500 Year Vision

Take pleasure from walking lightly on this Earth

To the end of winter


The snow is falling in clusters. It’s got into all the corners of the back porch, blown around by the wind to settle on my conscience – I should have put those tools away yesterday, but the job was left, rather than finished – the idea was trays on which to put the cans of seedlings in the windows – but my measurements were off and I was having a rethink. It’s the first in weeks that we’ve experienced any kind of weather other than biting cold, for which the consolation is day-long bright sunshine. Even though beautiful, it’s difficult to stay chipper when you’re constantly checking the thermometer to see if this year’s record of minus twenty five has been broken.

Every morning I take out a big plastic bottle of hot water and a bag of grain for the chickens to scratch for. The sheep and goat get an armful of golden hay – which was cut with a scythe during the growing season – they look around hopeful of a treat – some kitchen scraps or half an apple from the winter store.
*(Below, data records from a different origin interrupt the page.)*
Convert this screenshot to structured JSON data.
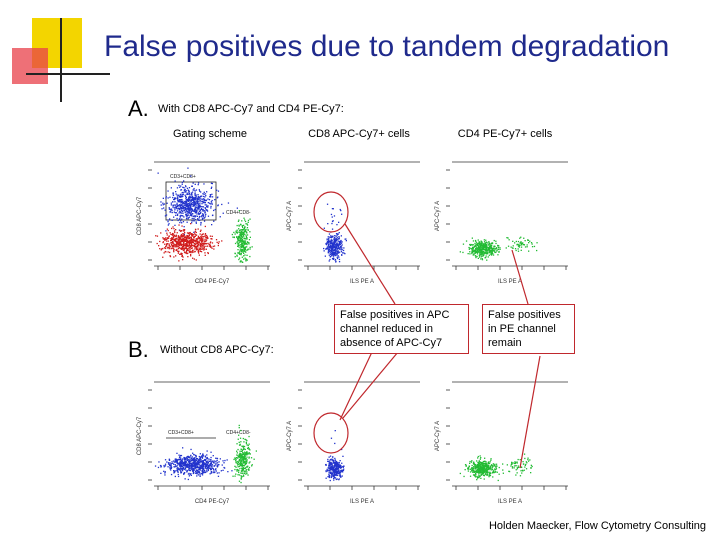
{
  "slide": {
    "title": "False positives due to tandem degradation",
    "section_a": {
      "letter": "A.",
      "description": "With CD8 APC-Cy7 and CD4 PE-Cy7:"
    },
    "section_b": {
      "letter": "B.",
      "description": "Without CD8 APC-Cy7:"
    },
    "columns": [
      "Gating scheme",
      "CD8 APC-Cy7+ cells",
      "CD4 PE-Cy7+ cells"
    ],
    "plot_labels": {
      "gate_cd8": "CD3+CD8+",
      "gate_cd4": "CD4+CD8-",
      "x_axis_gating": "CD4 PE-Cy7",
      "y_axis_gating": "CD8 APC-Cy7",
      "x_axis_pop": "ILS PE A",
      "y_axis_pop": "APC-Cy7 A"
    },
    "callouts": [
      "False positives in APC channel reduced in absence of APC-Cy7",
      "False positives in PE channel remain"
    ],
    "credit": "Holden Maecker, Flow Cytometry Consulting",
    "colors": {
      "title": "#1f2a8c",
      "accent_yellow": "#f3d500",
      "accent_red": "#e8404a",
      "callout_red": "#c0282d",
      "cd8_blue": "#2233cc",
      "cd4_green": "#22bb33",
      "dn_red": "#d01c1c"
    }
  }
}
This morning, George II, our ginger tom, accompanied me to the let out the animals – he likes to patrol for mice in the hen house. He delicately bounded through the snow – half a foot has fallen overnight and it’s light and fluffy. I managed to get the gates open without a shovel, but I know I’ll have to go back and dig it out later… just not now already. There is surely time to drink a coffee and reflect.

It was Valentine’s yesterday, and we’re two weeks away from being away from the UK for five years. Still, I’m being foreign rather than becoming foreign. The day we arrived, it was raining, and a month after warm weather arrived and stayed with us till late into the autumn. Now we know this was an oddity.
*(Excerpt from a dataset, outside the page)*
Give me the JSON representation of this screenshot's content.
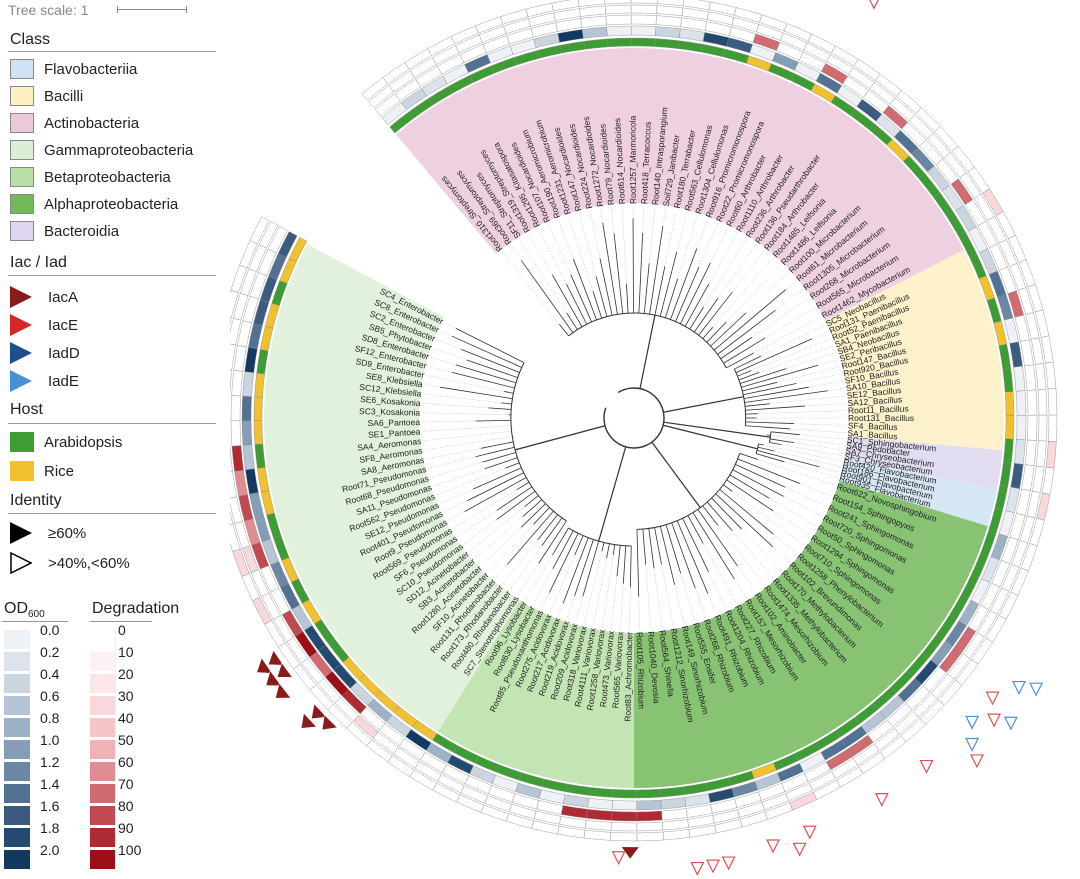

The phrase ‘see, it’s 13 degrees in here – it’s not cold” only makes sense in context. A context that consists of many layers. We have become observers of temperatures and read weather forecasts with religious dedication. It’s not life or death, however it could mean success or failure of our lifestyle. There is a balance to be struck between the amazing quality of life we enjoy during the rest of the year, for which I am profoundly grateful, with enduring the short months of living in dark and cold – which go hand in hand.
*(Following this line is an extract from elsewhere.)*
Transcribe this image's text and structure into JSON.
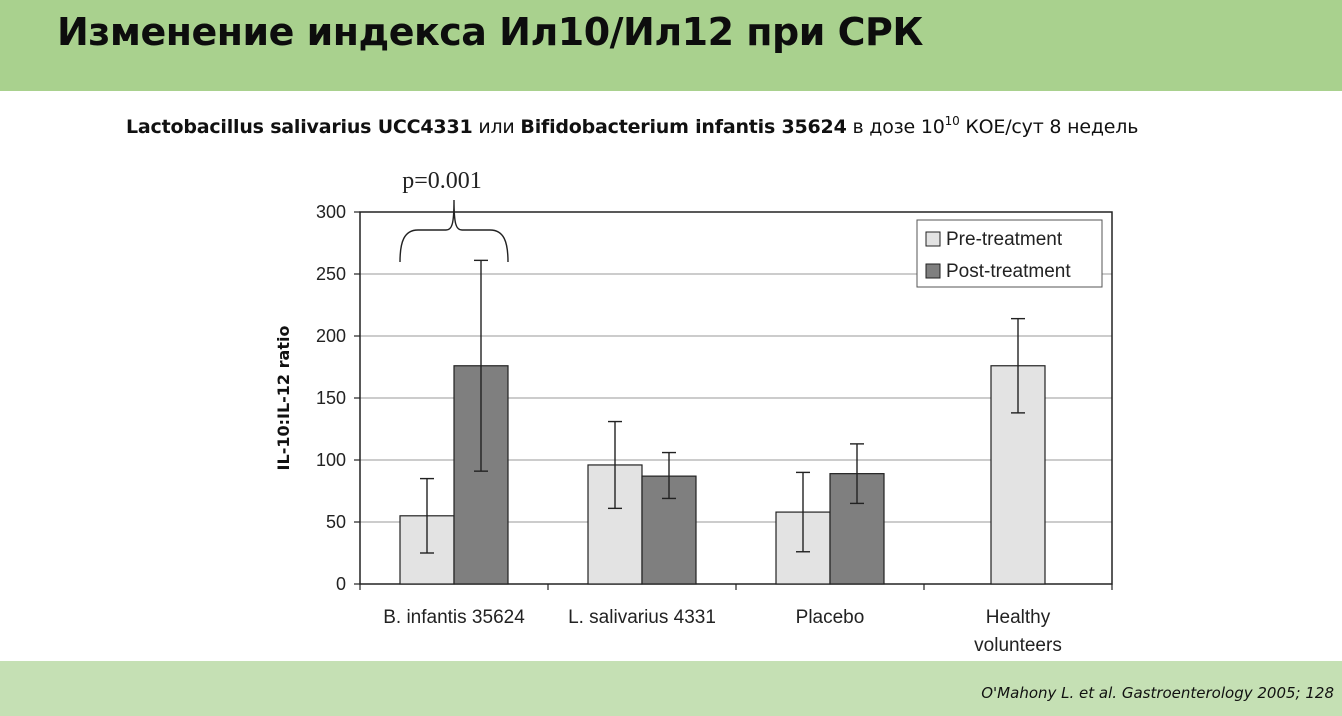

Though the snow has been with us for over a month this year – and could stay for another two – my reactions to it are still those of a Briton. I catch myself humming Christmas carols, and subconsciously I’m gladdened by the thought that school may be closed for the day. On a more practical note – the car is starting only intermittently, and the Internet, our lifeline to the outside world of paid work (we’re a long way from self-sufficient just yet) has packed up.

Today I can be mindful of the quiet. There is no Radio 4 – which is my normal backing track – constantly reinforcing my Britishness. Mike is working in his office upstairs, and by the sound of it, more successfully than yesterday – much of which was spent in battle with the multinational which supplies our web connection. We also have no volunteer visitors during the winter season. We discovered early on that while there is snow on the ground, there is little to be done. The garden and fields are completely hidden – giving us a break from the constant tending necessary during the growing season, and it’s too cold for natural plaster to dry or for any indoor job which needs fresh air. So, it’s somewhat frustrating for any visitors wanting to get on with big projects, though plenty enough for me alone – with uninterrupted stretches of time to concentrate. That said, I know that soon I will grow tired of the solitude and wish again for the influences, stories, problems and cheer that our visitors will bring.